Unique Sensing Interface That Allows the Development of an Electrochemical Immunosensor for the Detection of Tumor Necrosis Factor α in Whole Blood

Electrochemical affinity biosensors that can operate in whole blood are a rarity because biofouling of electrode surfaces compromises the performance of the final device. The common anti-biofouling layers that can be applied to electrodes, poly(ethylene glycol) (PEG) or oligo(ethylene glycol) (OEG) layers, form a high impedance layer on the electrode, effectively passivating the electrode. In response to this issue, we have developed effective anti-biofouling chemistry, that employs short chain zwitterionic species, derived from aryl diazonium salts, that give low impedance layers compatible with amperometry.

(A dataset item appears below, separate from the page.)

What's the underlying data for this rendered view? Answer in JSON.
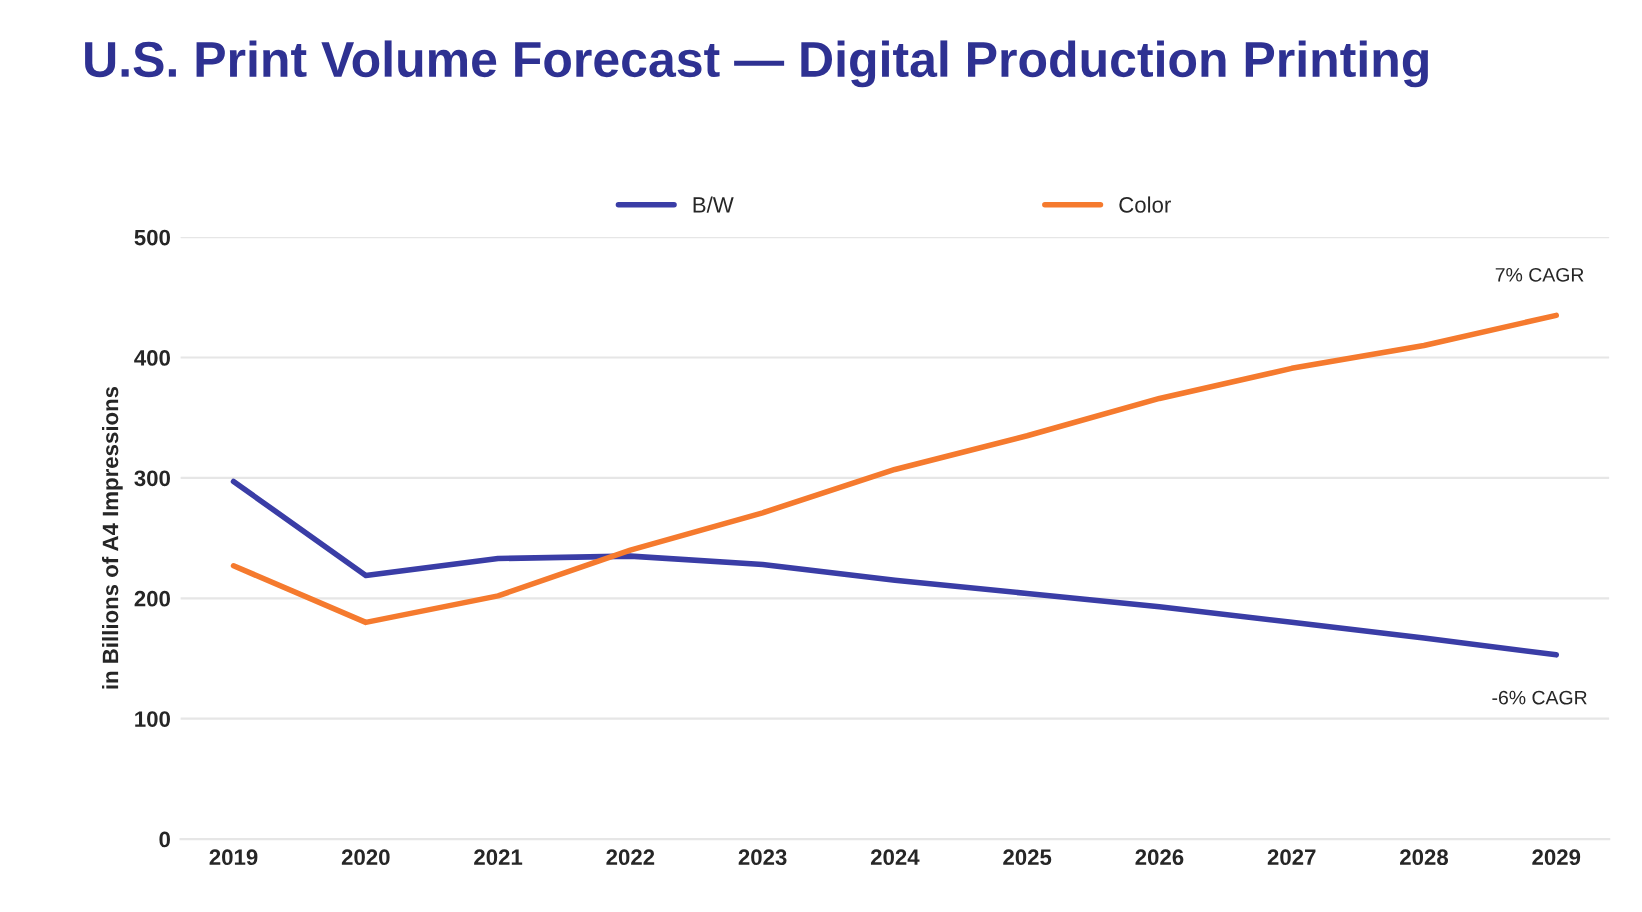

Herein, we demonstrate the application of this surface chemistry to mixed layers of phenyl phosphorylcholine (PPC) and phenyl butyric acid (PBA), to develop immunosensors that can be used in whole blood. The capability of these new modification layers is demonstrated with an immunosensor for detecting tumor necrosis factor alpha in whole blood. The immunosensor is shown to specifically and precisely detect TNF-alpha in whole blood samples with a minimum detection limit of 10 pg/mL with a wide linear range of 0.01 ng/mL to 500 ng/mL. The results are comparable with those from commercial ELISA kit, indicating the developed immunosensor has great potential for future clinic use.